Kenseth was involved in an accident that included Tony Stewart and Kasey Kahne 20 laps into the second segment.
“I’m as baffled as everybody,” said Stewart, who missed the first eight races of the season with a broken back but was OK after Saturday’s accident. “It’s the most screwed up All-Star race I’ve ever been in.”
Even the drivers who finished near the front were confused.
“The ideas were great, but I think the simpler we make it, the easier it is to follow, and you just had to worry about rooting for your guy,” said Dale Earnhardt Jr., who finished third. “I was pretty confused right up until it was 13 laps to go [for the final segment], and then I knew we were racing from here to the end and this was all normal rules.
“Everything before that, I was out of my element. … I think they ran into some scenarios tonight that they didn’t anticipate, they got caught off-guard.”

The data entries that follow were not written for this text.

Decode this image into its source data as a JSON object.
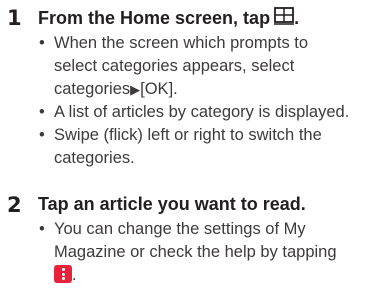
{
  "steps": [
    {
      "number": "1",
      "heading": "From the Home screen, tap",
      "heading_icon": "grid-app-icon",
      "bullets": [
        {
          "lines": [
            "When the screen which prompts to",
            "select categories appears, select"
          ],
          "last_prefix": "categories",
          "last_arrow": "▶",
          "last_suffix": "[OK]."
        },
        {
          "lines": [
            "A list of articles by category is displayed."
          ]
        },
        {
          "lines": [
            "Swipe (flick) left or right to switch the",
            "categories."
          ]
        }
      ]
    },
    {
      "number": "2",
      "heading": "Tap an article you want to read.",
      "bullets": [
        {
          "lines": [
            "You can change the settings of My",
            "Magazine or check the help by tapping"
          ],
          "end_icon": "menu-icon",
          "end_text": "."
        }
      ]
    }
  ],
  "colors": {
    "text": "#231f20",
    "menu_icon": "#e8213d"
  }
}
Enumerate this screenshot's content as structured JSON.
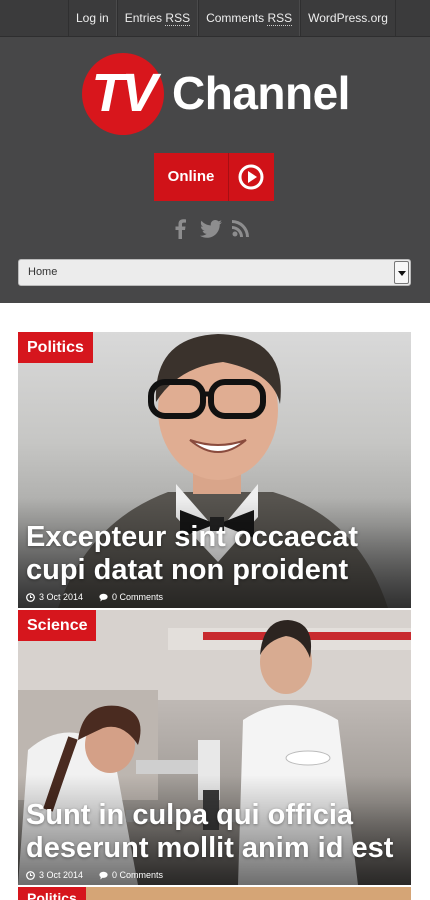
{
  "topnav": {
    "items": [
      "Log in",
      "Entries",
      "Comments",
      "WordPress.org"
    ],
    "rss_suffix": "RSS"
  },
  "header": {
    "logo_badge": "TV",
    "logo_text": "Channel",
    "online_label": "Online",
    "social_icons": [
      "facebook-icon",
      "twitter-icon",
      "rss-icon"
    ],
    "nav_select_value": "Home"
  },
  "articles": [
    {
      "category": "Politics",
      "title": "Excepteur sint occaecat cupi datat non proident",
      "date": "3 Oct 2014",
      "comments": "0 Comments"
    },
    {
      "category": "Science",
      "title": "Sunt in culpa qui officia deserunt mollit anim id est",
      "date": "3 Oct 2014",
      "comments": "0 Comments"
    },
    {
      "category": "Politics"
    }
  ],
  "colors": {
    "accent": "#d6161d",
    "topbar": "#3b3b3c",
    "header": "#474748"
  }
}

Brad Keselowski, who made the suggestion for NASCAR to have the leaders after 100 laps to pit while requiring others to stay out on old tires, said he felt as if NASCAR accomplished its goal of having a pass for the lead late in the event.
“The last four races, there hasn’t been a pass for the lead in the last 20 or 30 laps,” Keselowski said. “I think our fans deserve a better format than that, and they got that today.

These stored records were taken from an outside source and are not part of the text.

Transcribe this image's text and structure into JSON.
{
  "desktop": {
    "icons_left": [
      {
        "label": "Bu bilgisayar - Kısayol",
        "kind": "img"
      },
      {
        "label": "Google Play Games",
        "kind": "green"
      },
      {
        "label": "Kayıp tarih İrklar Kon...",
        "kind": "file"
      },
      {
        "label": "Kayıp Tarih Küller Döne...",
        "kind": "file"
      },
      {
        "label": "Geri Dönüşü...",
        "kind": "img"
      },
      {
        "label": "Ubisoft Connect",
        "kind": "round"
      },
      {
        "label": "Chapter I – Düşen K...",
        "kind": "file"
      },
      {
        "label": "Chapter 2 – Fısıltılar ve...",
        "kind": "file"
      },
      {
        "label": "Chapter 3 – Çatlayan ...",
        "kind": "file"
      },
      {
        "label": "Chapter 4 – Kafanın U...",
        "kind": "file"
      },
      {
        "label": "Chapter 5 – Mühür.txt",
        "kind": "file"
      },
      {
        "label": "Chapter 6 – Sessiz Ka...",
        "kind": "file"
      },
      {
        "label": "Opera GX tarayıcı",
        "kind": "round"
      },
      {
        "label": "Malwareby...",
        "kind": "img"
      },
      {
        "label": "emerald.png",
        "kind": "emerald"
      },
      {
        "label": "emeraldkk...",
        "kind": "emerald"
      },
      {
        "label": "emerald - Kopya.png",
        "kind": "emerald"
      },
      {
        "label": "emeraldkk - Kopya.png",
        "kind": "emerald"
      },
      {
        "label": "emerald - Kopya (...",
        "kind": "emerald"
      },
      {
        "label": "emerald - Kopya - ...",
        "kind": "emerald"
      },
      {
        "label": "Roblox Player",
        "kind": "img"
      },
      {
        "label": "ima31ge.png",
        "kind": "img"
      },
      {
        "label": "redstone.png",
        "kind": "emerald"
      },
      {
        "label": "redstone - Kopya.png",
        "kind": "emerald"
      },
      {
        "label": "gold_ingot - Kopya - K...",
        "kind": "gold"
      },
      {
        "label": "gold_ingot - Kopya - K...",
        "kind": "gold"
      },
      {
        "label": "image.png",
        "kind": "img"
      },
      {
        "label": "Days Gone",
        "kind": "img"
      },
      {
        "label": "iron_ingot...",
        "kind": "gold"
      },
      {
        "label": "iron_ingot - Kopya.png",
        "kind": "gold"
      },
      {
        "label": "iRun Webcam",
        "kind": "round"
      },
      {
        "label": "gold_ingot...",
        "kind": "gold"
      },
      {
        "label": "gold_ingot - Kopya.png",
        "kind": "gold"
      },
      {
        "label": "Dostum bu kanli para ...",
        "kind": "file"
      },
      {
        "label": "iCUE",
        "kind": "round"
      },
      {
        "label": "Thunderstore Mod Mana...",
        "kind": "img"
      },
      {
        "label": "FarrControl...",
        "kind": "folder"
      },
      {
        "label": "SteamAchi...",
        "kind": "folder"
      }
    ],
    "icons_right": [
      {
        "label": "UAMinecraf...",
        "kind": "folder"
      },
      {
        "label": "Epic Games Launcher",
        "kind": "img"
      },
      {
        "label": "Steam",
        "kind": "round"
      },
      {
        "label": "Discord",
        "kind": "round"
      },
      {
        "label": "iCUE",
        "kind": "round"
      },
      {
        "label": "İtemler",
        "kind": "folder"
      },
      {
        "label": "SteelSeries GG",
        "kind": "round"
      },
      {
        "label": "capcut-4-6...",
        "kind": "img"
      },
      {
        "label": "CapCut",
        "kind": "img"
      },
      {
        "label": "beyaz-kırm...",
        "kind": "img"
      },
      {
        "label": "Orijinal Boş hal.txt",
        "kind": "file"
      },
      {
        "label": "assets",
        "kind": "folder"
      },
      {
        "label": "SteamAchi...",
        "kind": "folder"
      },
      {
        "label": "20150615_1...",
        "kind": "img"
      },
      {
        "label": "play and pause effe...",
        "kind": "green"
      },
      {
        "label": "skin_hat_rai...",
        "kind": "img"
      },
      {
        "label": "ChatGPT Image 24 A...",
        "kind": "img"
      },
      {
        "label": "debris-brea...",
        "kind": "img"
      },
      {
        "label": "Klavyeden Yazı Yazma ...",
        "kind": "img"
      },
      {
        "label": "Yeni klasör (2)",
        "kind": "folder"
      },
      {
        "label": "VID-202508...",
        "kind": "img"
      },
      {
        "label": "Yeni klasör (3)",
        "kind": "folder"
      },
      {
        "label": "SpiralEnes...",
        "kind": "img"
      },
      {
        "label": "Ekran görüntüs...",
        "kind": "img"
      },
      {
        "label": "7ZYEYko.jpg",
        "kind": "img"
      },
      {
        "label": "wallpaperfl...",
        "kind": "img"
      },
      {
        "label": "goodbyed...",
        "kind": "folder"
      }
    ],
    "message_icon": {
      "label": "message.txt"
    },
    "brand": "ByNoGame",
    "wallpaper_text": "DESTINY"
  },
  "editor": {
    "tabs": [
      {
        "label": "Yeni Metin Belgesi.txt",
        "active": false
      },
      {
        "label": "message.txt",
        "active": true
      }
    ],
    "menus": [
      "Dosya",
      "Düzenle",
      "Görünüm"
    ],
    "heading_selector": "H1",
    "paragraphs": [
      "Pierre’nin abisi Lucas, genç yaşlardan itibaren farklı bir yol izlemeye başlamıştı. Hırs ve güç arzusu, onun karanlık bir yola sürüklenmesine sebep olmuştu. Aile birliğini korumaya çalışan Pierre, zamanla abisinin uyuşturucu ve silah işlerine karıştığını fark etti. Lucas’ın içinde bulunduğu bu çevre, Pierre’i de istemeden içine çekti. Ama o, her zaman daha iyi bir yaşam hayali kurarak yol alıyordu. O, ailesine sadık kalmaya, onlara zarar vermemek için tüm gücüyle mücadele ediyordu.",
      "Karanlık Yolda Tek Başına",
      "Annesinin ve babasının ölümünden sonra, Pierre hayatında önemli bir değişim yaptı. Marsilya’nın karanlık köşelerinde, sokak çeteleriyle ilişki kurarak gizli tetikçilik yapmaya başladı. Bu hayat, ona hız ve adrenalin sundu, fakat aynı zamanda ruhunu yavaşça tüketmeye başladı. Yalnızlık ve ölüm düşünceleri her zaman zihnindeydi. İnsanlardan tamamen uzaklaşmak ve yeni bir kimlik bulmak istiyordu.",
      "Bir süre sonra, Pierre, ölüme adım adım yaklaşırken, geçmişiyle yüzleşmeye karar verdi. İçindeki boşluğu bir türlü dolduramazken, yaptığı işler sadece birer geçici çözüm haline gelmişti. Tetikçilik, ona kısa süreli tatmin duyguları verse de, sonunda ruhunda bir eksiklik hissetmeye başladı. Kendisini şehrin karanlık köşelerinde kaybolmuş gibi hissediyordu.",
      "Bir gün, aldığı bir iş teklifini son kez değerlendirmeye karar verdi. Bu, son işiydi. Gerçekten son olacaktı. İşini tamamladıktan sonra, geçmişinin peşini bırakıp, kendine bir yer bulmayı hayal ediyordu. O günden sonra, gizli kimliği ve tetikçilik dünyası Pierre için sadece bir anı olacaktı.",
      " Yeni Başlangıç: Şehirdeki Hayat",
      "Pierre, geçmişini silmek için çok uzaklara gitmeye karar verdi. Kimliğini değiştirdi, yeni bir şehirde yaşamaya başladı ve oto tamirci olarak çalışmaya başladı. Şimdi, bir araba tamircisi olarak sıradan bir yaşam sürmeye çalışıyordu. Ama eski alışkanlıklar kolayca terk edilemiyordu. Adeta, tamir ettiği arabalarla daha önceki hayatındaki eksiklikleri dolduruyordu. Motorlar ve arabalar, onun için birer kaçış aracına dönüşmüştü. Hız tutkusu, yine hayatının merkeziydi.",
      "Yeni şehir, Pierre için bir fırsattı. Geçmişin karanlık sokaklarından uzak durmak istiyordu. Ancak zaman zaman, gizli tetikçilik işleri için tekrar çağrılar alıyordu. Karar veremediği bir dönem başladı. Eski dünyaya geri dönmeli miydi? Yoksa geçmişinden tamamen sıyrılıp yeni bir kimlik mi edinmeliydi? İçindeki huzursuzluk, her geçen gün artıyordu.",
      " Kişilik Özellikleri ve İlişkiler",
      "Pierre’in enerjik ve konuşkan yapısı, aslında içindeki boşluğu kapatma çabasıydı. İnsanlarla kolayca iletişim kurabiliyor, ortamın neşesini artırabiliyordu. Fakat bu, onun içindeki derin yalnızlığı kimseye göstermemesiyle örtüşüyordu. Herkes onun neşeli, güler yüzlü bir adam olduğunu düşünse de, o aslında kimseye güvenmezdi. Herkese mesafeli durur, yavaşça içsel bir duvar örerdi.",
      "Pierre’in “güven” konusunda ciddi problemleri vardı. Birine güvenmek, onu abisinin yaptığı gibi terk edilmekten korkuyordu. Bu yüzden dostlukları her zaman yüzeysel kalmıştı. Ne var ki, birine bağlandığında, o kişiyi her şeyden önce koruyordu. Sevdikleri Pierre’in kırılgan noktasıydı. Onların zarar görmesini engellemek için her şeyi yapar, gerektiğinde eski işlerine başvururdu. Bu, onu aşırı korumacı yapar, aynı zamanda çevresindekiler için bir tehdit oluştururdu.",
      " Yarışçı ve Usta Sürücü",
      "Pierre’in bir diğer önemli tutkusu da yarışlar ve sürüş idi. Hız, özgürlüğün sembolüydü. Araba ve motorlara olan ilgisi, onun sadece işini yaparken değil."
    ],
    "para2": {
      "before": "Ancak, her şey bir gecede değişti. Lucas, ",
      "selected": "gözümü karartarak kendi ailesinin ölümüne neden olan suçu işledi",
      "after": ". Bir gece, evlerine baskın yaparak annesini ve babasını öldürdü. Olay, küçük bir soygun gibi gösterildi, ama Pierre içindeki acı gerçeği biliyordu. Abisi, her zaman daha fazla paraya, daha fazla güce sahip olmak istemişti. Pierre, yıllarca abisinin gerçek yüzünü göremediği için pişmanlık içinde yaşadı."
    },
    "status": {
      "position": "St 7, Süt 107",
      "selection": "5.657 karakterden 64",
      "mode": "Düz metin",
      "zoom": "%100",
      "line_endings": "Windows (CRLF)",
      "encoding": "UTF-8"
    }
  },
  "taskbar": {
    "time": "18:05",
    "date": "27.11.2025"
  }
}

“I don’t know how you can get much more compelling racing than what we saw today, so they need to get unconfused and enjoy the racing.”
NASCAR had talked to the Sprint Cup Drivers Council, which driver Denny Hamlin helped put together last year, to get ideas and feedback on the format.
“How do you keep up at home to be honest with you?” Hamlin said. “I knew when it took about 10 minutes to explain the rules in the [weekly pre-race] drivers meeting that it was going to be a complicated night.
“All this is to give the fans a great finish, and we’re trying to fabricate something for them to look at this All-Star race and say that it’s exciting. You want to create a last-lap pass every race you can, but you also don’t want to get too goofy trying to create it.”